Dear Take Two:
One of my friend-groups is made up exclusively of couples. Until a few months ago I, too, was part of these couples, but my relationship ended. Now the dynamic is off when we all hang out in a group—if my ex is there, it’s hard not to revert into our old couple dynamic with him (not healthy), and if he’s not, then I’m the only single one there (11th wheel), and the couples aren’t very considerate of that. (It’s fun to play “Do I Exist?” while they gaze into their respective partners’ eyes.) Tips for how to address this to my group of friends? We’re mostly in our mid-20s. I have some single friends but would like to know how to improve my interactions with this particular group.
Says Jacki: Spending time in Couple Land is uncomfortable for you and it’s not useful for your coupled friends to have you there. It is good for most couples to spend non-romantic time with other adults, developing independent interests and relationships, in part so that they don’t find themselves in your position—where if they don’t have a steady romantic relationship, they don’t have friends. Help your coupled friends find enjoyable ways to hang out solo. Ask just one friend to come exercise with you at the gym, or invite just three of your girlfriends over for dinner. Reshuffle the dynamic so that couple status is less important than personal interests.

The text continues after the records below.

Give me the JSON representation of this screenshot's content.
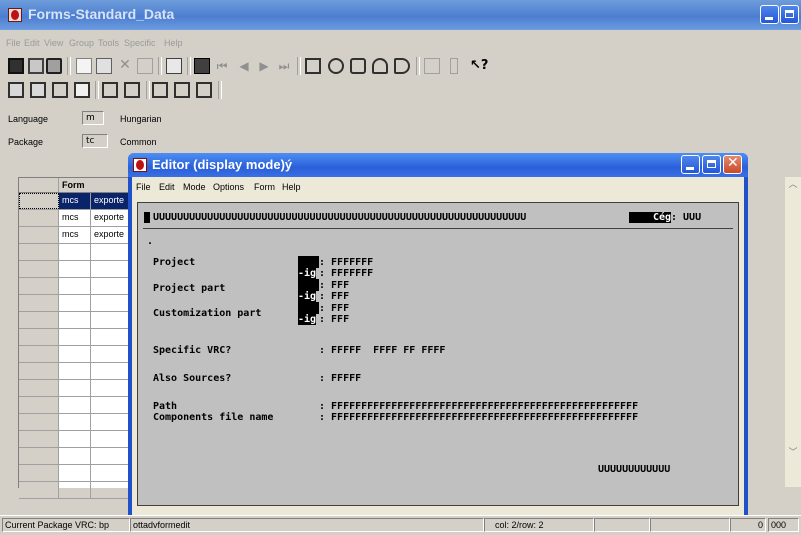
{
  "main_window": {
    "title": "Forms-Standard_Data",
    "menu": [
      "File",
      "Edit",
      "View",
      "Group",
      "Tools",
      "Specific",
      "Help"
    ]
  },
  "fields": {
    "language_label": "Language",
    "language_value": "m",
    "language_name": "Hungarian",
    "package_label": "Package",
    "package_value": "tc",
    "package_name": "Common"
  },
  "grid": {
    "header": "Form",
    "rows": [
      {
        "col1": "mcs",
        "col2": "exporte"
      },
      {
        "col1": "mcs",
        "col2": "exporte"
      },
      {
        "col1": "mcs",
        "col2": "exporte"
      }
    ]
  },
  "status": {
    "package_vrc": "Current Package VRC: bp",
    "session": "ottadvformedit",
    "position": "col: 2/row: 2",
    "pane_a": "0",
    "pane_b": "000"
  },
  "editor": {
    "title": "Editor (display mode)ý",
    "menu": [
      "File",
      "Edit",
      "Mode",
      "Options",
      "Form",
      "Help"
    ],
    "form": {
      "header_text": "UUUUUUUUUUUUUUUUUUUUUUUUUUUUUUUUUUUUUUUUUUUUUUUUUUUUUUUUUUUUUU",
      "company_label": "Cég",
      "company_value": ": UUU",
      "dot": ".",
      "project_label": "Project",
      "project_value": ": FFFFFFF",
      "project_to_label": "-ig",
      "project_to_value": ": FFFFFFF",
      "project_part_label": "Project part",
      "project_part_value": ": FFF",
      "project_part_to_label": "-ig",
      "project_part_to_value": ": FFF",
      "custom_part_label": "Customization part",
      "custom_part_value": ": FFF",
      "custom_part_to_label": "-ig",
      "custom_part_to_value": ": FFF",
      "specific_vrc_label": "Specific VRC?",
      "specific_vrc_value": ": FFFFF  FFFF FF FFFF",
      "also_sources_label": "Also Sources?",
      "also_sources_value": ": FFFFF",
      "path_label": "Path",
      "path_value": ": FFFFFFFFFFFFFFFFFFFFFFFFFFFFFFFFFFFFFFFFFFFFFFFFFFF",
      "components_label": "Components file name",
      "components_value": ": FFFFFFFFFFFFFFFFFFFFFFFFFFFFFFFFFFFFFFFFFFFFFFFFFFF",
      "footer_text": "UUUUUUUUUUUU"
    }
  },
  "colors": {
    "xp_title_blue": "#2a5fd8",
    "form_gray": "#c0c0c0",
    "selection_navy": "#0a246a"
  }
}
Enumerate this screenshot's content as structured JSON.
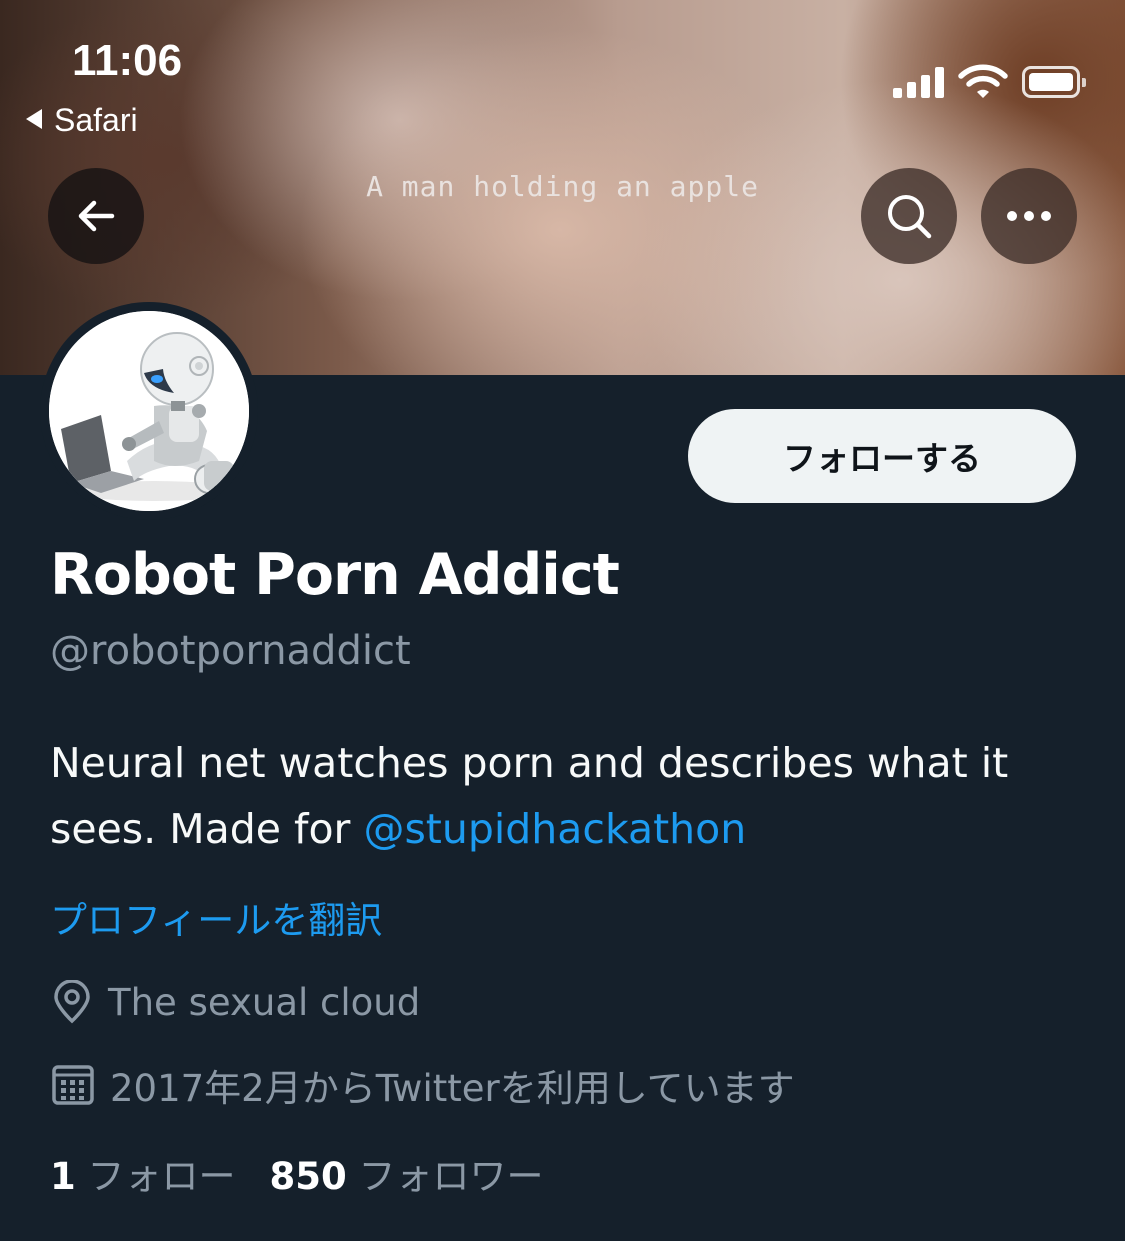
{
  "status_bar": {
    "time": "11:06",
    "back_app": "Safari",
    "icons": [
      "cellular-signal-icon",
      "wifi-icon",
      "battery-icon"
    ]
  },
  "header": {
    "banner_caption": "A man holding an apple",
    "back_icon": "arrow-left-icon",
    "search_icon": "search-icon",
    "more_icon": "more-icon"
  },
  "profile": {
    "follow_label": "フォローする",
    "display_name": "Robot Porn Addict",
    "handle": "@robotpornaddict",
    "bio_text": "Neural net watches porn and describes what it sees. Made for ",
    "bio_mention": "@stupidhackathon",
    "translate_label": "プロフィールを翻訳",
    "location": "The sexual cloud",
    "joined": "2017年2月からTwitterを利用しています",
    "following_count": "1",
    "following_label": "フォロー",
    "followers_count": "850",
    "followers_label": "フォロワー"
  },
  "colors": {
    "background": "#15202b",
    "accent": "#1d9bf0",
    "secondary_text": "#8b98a5",
    "button_bg": "#eff3f4"
  }
}
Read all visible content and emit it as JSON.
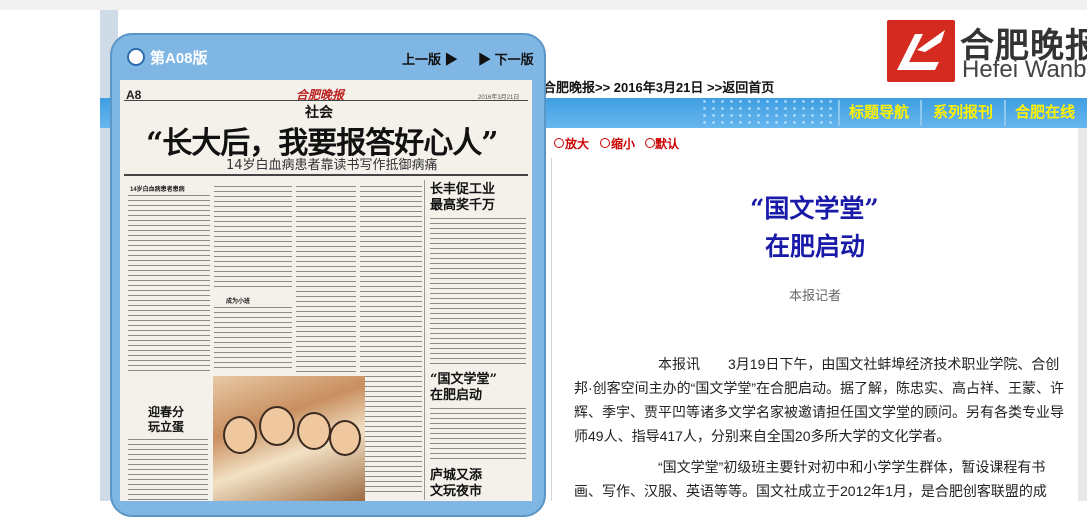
{
  "site": {
    "logo_cn": "合肥晚报",
    "logo_en": "Hefei Wanbao",
    "breadcrumb": "合肥晚报>> 2016年3月21日 >>返回首页"
  },
  "nav": {
    "items": [
      {
        "label": "标题导航"
      },
      {
        "label": "系列报刊"
      },
      {
        "label": "合肥在线"
      }
    ]
  },
  "edition": {
    "label": "第A08版",
    "prev": "上一版",
    "next": "下一版"
  },
  "newspaper_page": {
    "page_number": "A8",
    "masthead": "合肥晚报",
    "date_line": "2016年3月21日",
    "section": "社会",
    "headline": "“长大后，我要报答好心人”",
    "subheadline": "14岁白血病患者靠读书写作抵御病痛",
    "story1_heading": "14岁白血病患者患病",
    "story2_heading": "成为小班",
    "side1_heading_l1": "长丰促工业",
    "side1_heading_l2": "最高奖千万",
    "side2_heading_l1": "“国文学堂”",
    "side2_heading_l2": "在肥启动",
    "side3_heading_l1": "迎春分",
    "side3_heading_l2": "玩立蛋",
    "side4_heading_l1": "庐城又添",
    "side4_heading_l2": "文玩夜市"
  },
  "tools": {
    "zoom_in": "放大",
    "zoom_out": "缩小",
    "default": "默认"
  },
  "article": {
    "title_line1": "“国文学堂”",
    "title_line2": "在肥启动",
    "byline": "本报记者",
    "paragraph1": "本报讯　　3月19日下午，由国文社蚌埠经济技术职业学院、合创邦·创客空间主办的“国文学堂”在合肥启动。据了解，陈忠实、高占祥、王蒙、许辉、季宇、贾平凹等诸多文学名家被邀请担任国文学堂的顾问。另有各类专业导师49人、指导417人，分别来自全国20多所大学的文化学者。",
    "paragraph2": "“国文学堂”初级班主要针对初中和小学学生群体，暂设课程有书画、写作、汉服、英语等等。国文社成立于2012年1月，是合肥创客联盟的成"
  },
  "colors": {
    "nav_bg": "#4aa6e6",
    "nav_text": "#fff200",
    "panel_bg": "#7fb6e4",
    "title_blue": "#1a1aa8",
    "tool_red": "#cc0000",
    "logo_red": "#d42a1f"
  }
}
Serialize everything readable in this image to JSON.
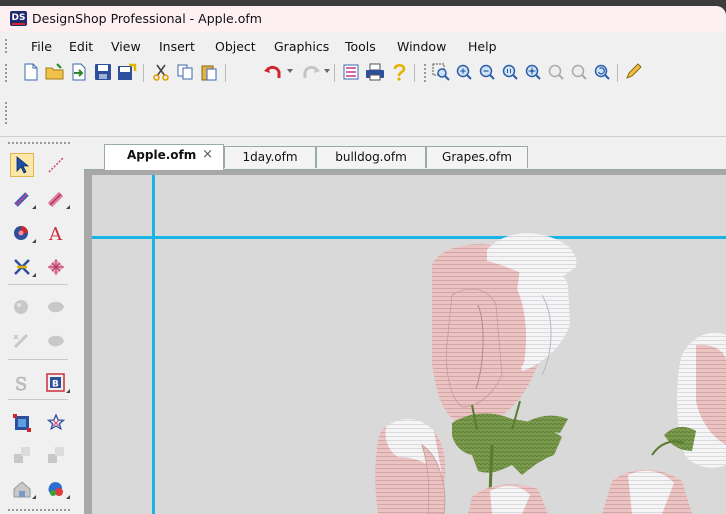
{
  "window": {
    "title": "DesignShop Professional - Apple.ofm",
    "logo_text": "DS"
  },
  "menu": [
    "File",
    "Edit",
    "View",
    "Insert",
    "Object",
    "Graphics",
    "Tools",
    "Window",
    "Help"
  ],
  "toolbar": {
    "icons": [
      "new-icon",
      "open-icon",
      "import-icon",
      "save-icon",
      "export-icon",
      "cut-icon",
      "copy-icon",
      "paste-icon",
      "undo-icon",
      "redo-icon",
      "color-sequence-icon",
      "print-icon",
      "help-icon",
      "zoom-box-icon",
      "zoom-in-icon",
      "zoom-out-icon",
      "zoom-1to1-icon",
      "zoom-all-icon",
      "zoom-fit-icon",
      "zoom-previous-icon",
      "zoom-refresh-icon",
      "pencil-icon"
    ]
  },
  "tools": {
    "icons": [
      "select-arrow-icon",
      "line-tool-icon",
      "satin-tool-icon",
      "fill-tool-icon",
      "color-wheel-icon",
      "text-a-icon",
      "cross-stitch-icon",
      "pattern-fill-icon",
      "disabled-tool-1-icon",
      "disabled-tool-2-icon",
      "disabled-tool-3-icon",
      "disabled-tool-4-icon",
      "s-disabled-icon",
      "b-border-icon",
      "resize-box-icon",
      "star-tool-icon",
      "disabled-tool-5-icon",
      "disabled-tool-6-icon",
      "house-tool-icon",
      "blob-tool-icon"
    ]
  },
  "tabs": [
    {
      "label": "Apple.ofm",
      "active": true,
      "close": "×"
    },
    {
      "label": "1day.ofm",
      "active": false
    },
    {
      "label": "bulldog.ofm",
      "active": false
    },
    {
      "label": "Grapes.ofm",
      "active": false
    }
  ],
  "colors": {
    "guide": "#19b3e6",
    "petal_pink": "#ebc3c3",
    "petal_white": "#f4f4f4",
    "leaf_green": "#7a9a4e",
    "canvas": "#d9d9d9"
  }
}
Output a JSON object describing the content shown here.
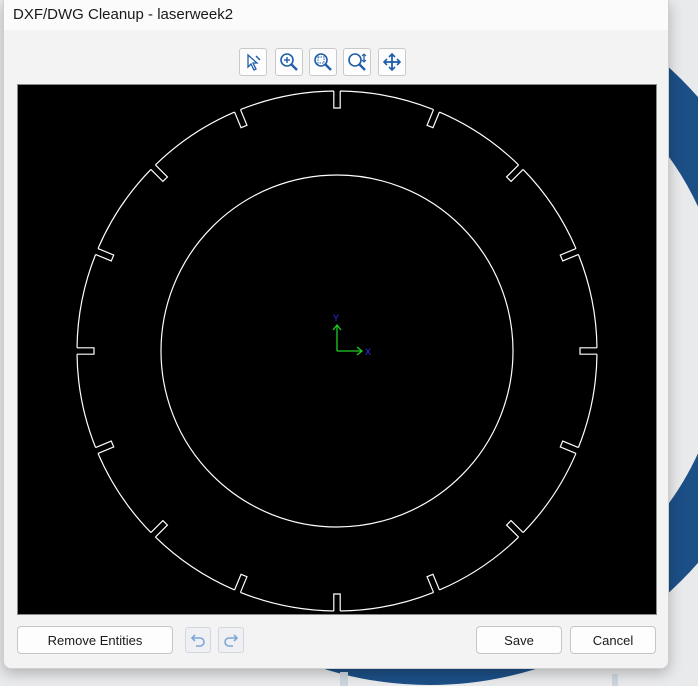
{
  "window": {
    "title": "DXF/DWG Cleanup - laserweek2"
  },
  "toolbar": {
    "icons": [
      "select-pointer-icon",
      "zoom-in-icon",
      "zoom-window-icon",
      "zoom-extents-icon",
      "pan-icon"
    ]
  },
  "canvas": {
    "background_color": "#000000",
    "stroke_color": "#ffffff",
    "axis": {
      "x_label": "X",
      "y_label": "Y",
      "x_color": "#2222ff",
      "y_color": "#22cc22"
    }
  },
  "footer": {
    "remove_entities_label": "Remove Entities",
    "save_label": "Save",
    "cancel_label": "Cancel",
    "undo_icon": "undo-icon",
    "redo_icon": "redo-icon"
  },
  "colors": {
    "accent": "#1f5fa8",
    "background_shape": "#1c4f86"
  }
}
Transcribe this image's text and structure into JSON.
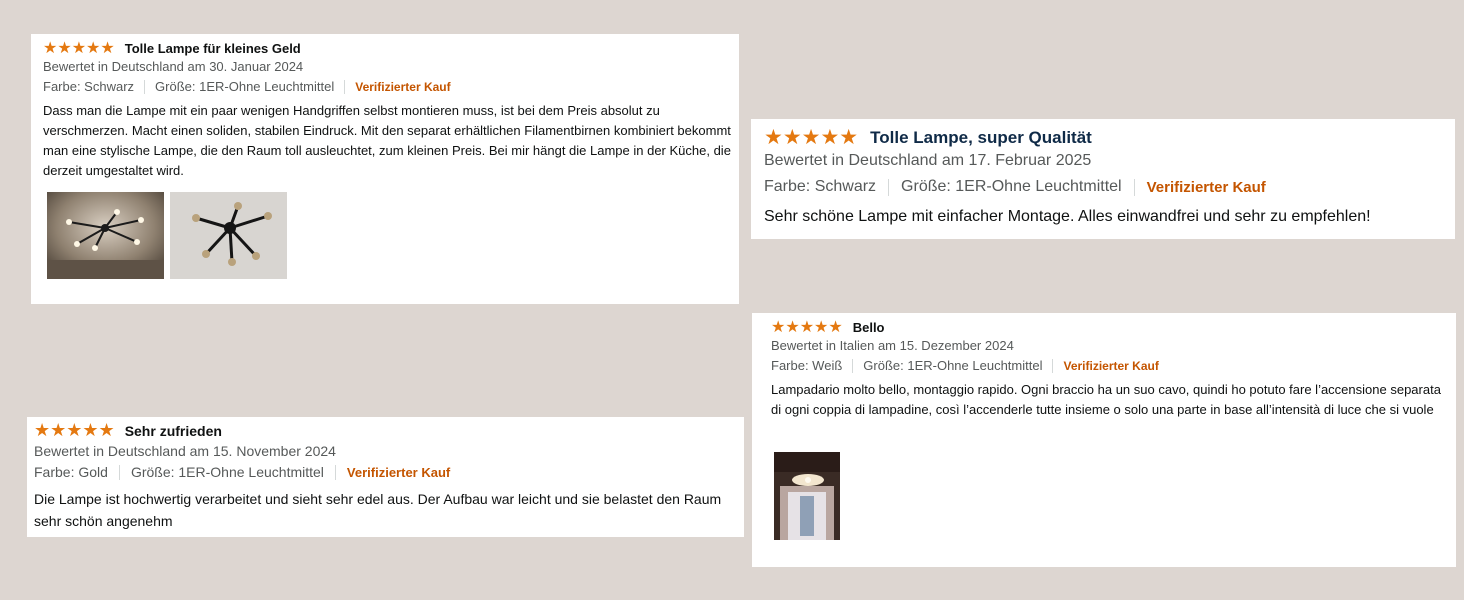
{
  "rating_icon": "five-star-rating-icon",
  "accent_colors": {
    "stars": "#e47911",
    "verified": "#c45500",
    "background": "#ddd6d1"
  },
  "reviews": [
    {
      "stars": "★★★★★",
      "title": "Tolle Lampe für kleines Geld",
      "meta": "Bewertet in Deutschland am 30. Januar 2024",
      "color": "Farbe: Schwarz",
      "size": "Größe: 1ER-Ohne Leuchtmittel",
      "verified": "Verifizierter Kauf",
      "text": "Dass man die Lampe mit ein paar wenigen Handgriffen selbst montieren muss, ist bei dem Preis absolut zu verschmerzen. Macht einen soliden, stabilen Eindruck. Mit den separat erhältlichen Filamentbirnen kombiniert bekommt man eine stylische Lampe, die den Raum toll ausleuchtet, zum kleinen Preis. Bei mir hängt die Lampe in der Küche, die derzeit umgestaltet wird.",
      "photos": [
        "ceiling-lamp-photo",
        "ceiling-lamp-photo"
      ]
    },
    {
      "stars": "★★★★★",
      "title": "Tolle Lampe, super Qualität",
      "meta": "Bewertet in Deutschland am 17. Februar 2025",
      "color": "Farbe: Schwarz",
      "size": "Größe: 1ER-Ohne Leuchtmittel",
      "verified": "Verifizierter Kauf",
      "text": "Sehr schöne Lampe mit einfacher Montage. Alles einwandfrei und sehr zu empfehlen!"
    },
    {
      "stars": "★★★★★",
      "title": "Sehr zufrieden",
      "meta": "Bewertet in Deutschland am 15. November 2024",
      "color": "Farbe: Gold",
      "size": "Größe: 1ER-Ohne Leuchtmittel",
      "verified": "Verifizierter Kauf",
      "text": "Die Lampe ist hochwertig verarbeitet und sieht sehr edel aus. Der Aufbau war leicht und sie belastet den Raum sehr schön angenehm"
    },
    {
      "stars": "★★★★★",
      "title": "Bello",
      "meta": "Bewertet in Italien am 15. Dezember 2024",
      "color": "Farbe: Weiß",
      "size": "Größe: 1ER-Ohne Leuchtmittel",
      "verified": "Verifizierter Kauf",
      "text": "Lampadario molto bello, montaggio rapido. Ogni braccio ha un suo cavo, quindi ho potuto fare l’accensione separata di ogni coppia di lampadine, così l’accenderle tutte insieme o solo una parte in base all’intensità di luce che si vuole",
      "photos": [
        "room-lamp-photo"
      ]
    }
  ]
}
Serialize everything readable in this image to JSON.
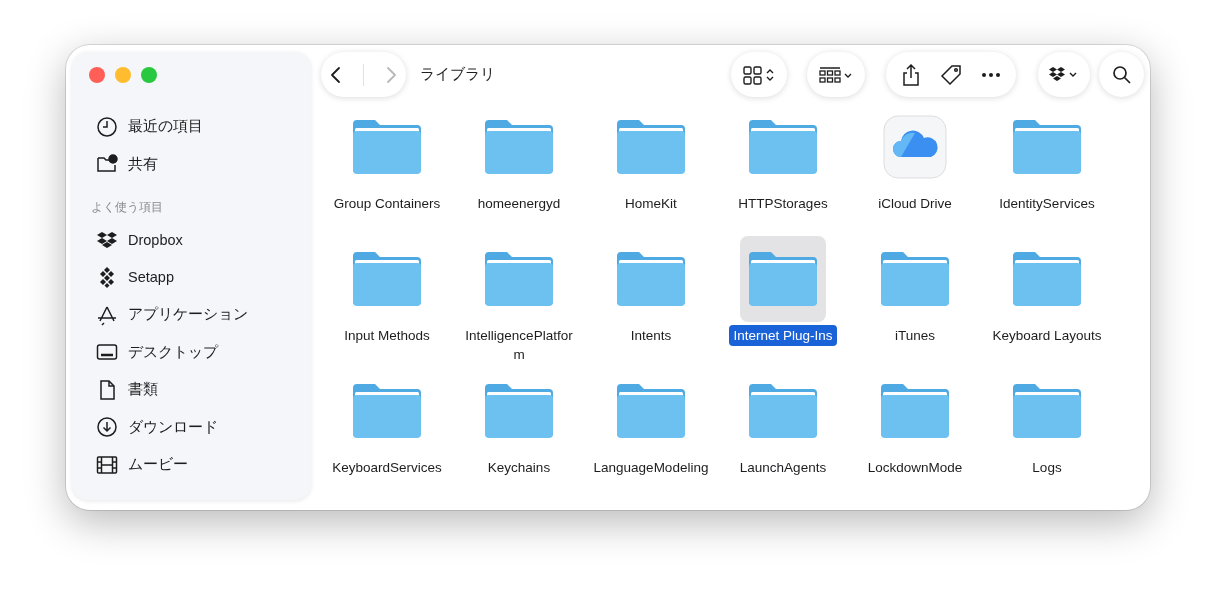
{
  "toolbar": {
    "title": "ライブラリ"
  },
  "sidebar": {
    "top_items": [
      {
        "label": "最近の項目"
      },
      {
        "label": "共有"
      }
    ],
    "favorites": {
      "heading": "よく使う項目",
      "items": [
        {
          "label": "Dropbox"
        },
        {
          "label": "Setapp"
        },
        {
          "label": "アプリケーション"
        },
        {
          "label": "デスクトップ"
        },
        {
          "label": "書類"
        },
        {
          "label": "ダウンロード"
        },
        {
          "label": "ムービー"
        }
      ]
    }
  },
  "files": [
    {
      "name": "Group Containers",
      "kind": "folder",
      "selected": false
    },
    {
      "name": "homeenergyd",
      "kind": "folder",
      "selected": false
    },
    {
      "name": "HomeKit",
      "kind": "folder",
      "selected": false
    },
    {
      "name": "HTTPStorages",
      "kind": "folder",
      "selected": false
    },
    {
      "name": "iCloud Drive",
      "kind": "icloud",
      "selected": false
    },
    {
      "name": "IdentityServices",
      "kind": "folder",
      "selected": false
    },
    {
      "name": "Input Methods",
      "kind": "folder",
      "selected": false
    },
    {
      "name": "IntelligencePlatform",
      "kind": "folder",
      "selected": false
    },
    {
      "name": "Intents",
      "kind": "folder",
      "selected": false
    },
    {
      "name": "Internet Plug-Ins",
      "kind": "folder",
      "selected": true
    },
    {
      "name": "iTunes",
      "kind": "folder",
      "selected": false
    },
    {
      "name": "Keyboard Layouts",
      "kind": "folder",
      "selected": false
    },
    {
      "name": "KeyboardServices",
      "kind": "folder",
      "selected": false
    },
    {
      "name": "Keychains",
      "kind": "folder",
      "selected": false
    },
    {
      "name": "LanguageModeling",
      "kind": "folder",
      "selected": false
    },
    {
      "name": "LaunchAgents",
      "kind": "folder",
      "selected": false
    },
    {
      "name": "LockdownMode",
      "kind": "folder",
      "selected": false
    },
    {
      "name": "Logs",
      "kind": "folder",
      "selected": false
    }
  ]
}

Moreover, smaller group interactions can give you good opportunities to talk about how left out you feel in bigger group moments. In those smaller group moments, ask your friends for advice. That’s a good way to make your problem clear without you coming across as accusatory or whiny and prompts them join you in thinking of ways to fix it.
Says Jill: How I wish I could tell you couples become more sensitive and less vicious as you get older, but alas. I hear this same complaint from the recently widowed, the middle-aged divorced, and even within groups that are still all couples when some start having children. Some groups are blunt about it, some just start passively dodging invitations and stop including you in theirs, but the reality is most couples stop socializing so much with single friends in their prime recreation hours unless you started as that lovable extra to their Ark formation. It doesn’t sound like this has happened to you yet, but it might be a good idea to bite the bullet and quit hanging out with the couples so much.
It’s heartrending, but those days are over with you and that group; if you keep going back for more, it just prolongs the agony. When was the last time one of those evenings—and your game of “Do I Exist?”—left you feeling relaxed or inspired or even neutral?
Also, I don’t know whose idea it was to break up, but you’re right when you say it’s unhealthy to be around your former partner in the scenario where everything has stayed the same except your relationship. This may sound counterintuitive, but if the two of you are at all amicable, I would try to seek him out and divvy up the social engagements you attend simultaneously, to take away both the friction and the surprise element. At the same time, you could try to keep in touch in a limited way with the occasional coffee. That way, you’ll still be seeing each other enough to be in touch (and remember why the breakup was necessary), but not where any of the couples can inflict psychic harm.